The author’s general rule of thumb for an Access application that’s not client/server-based is that poor performance generally results with more than 10 to 15 concurrent users and more than 100,000 records. Remember that these numbers vary immensely depending on the factors mentioned and on what you and the other users of the application define as acceptable performance. If you go beyond these limits, you should consider using Access as a front end to a client/server database such as Microsoft SQL Server—that is, you can use Access to create forms and reports while storing tables and possibly queries on the database server.
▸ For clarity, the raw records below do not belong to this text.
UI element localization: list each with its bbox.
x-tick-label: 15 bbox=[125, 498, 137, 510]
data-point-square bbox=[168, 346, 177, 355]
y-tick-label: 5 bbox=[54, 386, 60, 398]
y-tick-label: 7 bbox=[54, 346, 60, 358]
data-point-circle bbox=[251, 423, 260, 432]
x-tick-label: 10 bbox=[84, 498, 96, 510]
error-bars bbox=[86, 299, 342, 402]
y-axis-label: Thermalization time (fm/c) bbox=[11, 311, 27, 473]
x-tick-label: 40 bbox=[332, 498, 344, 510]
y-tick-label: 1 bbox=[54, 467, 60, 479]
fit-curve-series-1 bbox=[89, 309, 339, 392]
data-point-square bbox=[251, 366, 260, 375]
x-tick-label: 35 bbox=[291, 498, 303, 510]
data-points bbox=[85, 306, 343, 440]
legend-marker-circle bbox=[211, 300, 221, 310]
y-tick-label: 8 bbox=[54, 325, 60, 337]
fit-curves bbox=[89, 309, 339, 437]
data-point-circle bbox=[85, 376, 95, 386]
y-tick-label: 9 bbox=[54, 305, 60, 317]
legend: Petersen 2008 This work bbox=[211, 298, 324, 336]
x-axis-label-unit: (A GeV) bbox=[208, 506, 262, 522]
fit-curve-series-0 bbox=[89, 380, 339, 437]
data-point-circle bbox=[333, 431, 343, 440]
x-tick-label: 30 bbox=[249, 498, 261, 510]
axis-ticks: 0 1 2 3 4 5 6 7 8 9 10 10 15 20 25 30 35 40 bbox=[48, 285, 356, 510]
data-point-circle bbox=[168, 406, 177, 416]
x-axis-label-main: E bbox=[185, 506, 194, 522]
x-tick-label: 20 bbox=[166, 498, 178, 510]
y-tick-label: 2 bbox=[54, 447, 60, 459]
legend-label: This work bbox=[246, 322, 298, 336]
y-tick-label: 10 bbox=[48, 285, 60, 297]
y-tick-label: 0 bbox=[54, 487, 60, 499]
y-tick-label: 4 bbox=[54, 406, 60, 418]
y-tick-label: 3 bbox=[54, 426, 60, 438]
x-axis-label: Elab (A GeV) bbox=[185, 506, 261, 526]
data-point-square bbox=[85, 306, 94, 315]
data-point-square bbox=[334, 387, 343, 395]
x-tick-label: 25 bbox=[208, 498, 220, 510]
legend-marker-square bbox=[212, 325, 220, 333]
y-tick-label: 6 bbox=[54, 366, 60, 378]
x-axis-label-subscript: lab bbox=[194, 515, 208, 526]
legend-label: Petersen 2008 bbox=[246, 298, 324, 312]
Access as a Front End for Enterprisewide Client/Server Applications
A client/server database, such as Microsoft SQL Server or Oracle, processes queries on the server machine and returns results to the workstation. The server software can’t display data to the user, so this is where Access comes to the rescue. Acting as a front end, Access can display the data retrieved from the database server in reports, datasheets, or forms. If the user updates the data in an Access form, the workstation sends the update to the back-end database. You can accomplish this process either by linking to these external databases so that they appear to both you and the user as Access tables or by using techniques to access client/server data directly.
Access as a Tool to Develop Web Applications
Introduced with Access 2010 was the ability for you to use Access to build web applications, which are applications that can run in a browser. Access’s web capabilities have been greatly enhanced in Access 2013. Chapter 20, “Working with Web Databases,” cover the intricacies of designing and building a web database.